Dans une correspondance adressée au ministre des Finances, Nicolas Kazadi, ces deux organisations de la société civile ont souligné les abus qui selon elles ont entaché la présélection des sociétés compétitrices. Elles mettent en lumière ce qu’elles qualifient de l'inexpérience de certaines entreprises, de leur implication dans des affaires de corruption passées, ainsi que l'utilisation de pratiques de favoritisme pour obtenir l'appel d'offres.
Elles indiquent craindre que cela ne soulève des inquiétudes quant à leur capacité à fournir des produits de qualité conformes aux normes requises et qu’il y ait également des doutes quant à leur éthique professionnelle et leur intégrité.
Les deux organisations de la société civile dénoncent par ailleurs le manque de diligence de la cellule de passation des marchés du ministère des Finances, qui aurait permis à certaines sociétés de bénéficier d'un traitement préférentiel en raison de leurs connexions politiques ou de leurs liens avec des fonctionnaires influents. Cette situation compromet selon celles-ci la transparence et l'équité du processus de sélection, et favorise l'émergence de pratiques corruptrices.

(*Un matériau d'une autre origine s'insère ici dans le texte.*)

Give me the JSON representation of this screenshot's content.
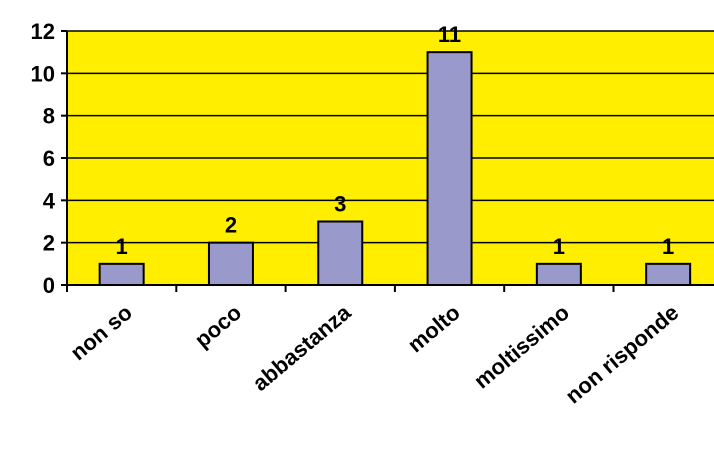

L'ODEP et la LICOCO appellent de ce fait à une révision du processus de sélection. Les deux organisations demandent au ministre des Finances à prendre des mesures immédiates pour remédier à cette situation. Ils demandent la disqualification des sociétés peu qualifiées et suspectes, ainsi que la sélection uniquement des entreprises respectant les principes anti-corruption. De plus, ils préconisent l'implication des organisations de la société civile lors de l'ouverture et de l'analyse des offres, afin de prévenir tout abus futur et de garantir la transparence du processus.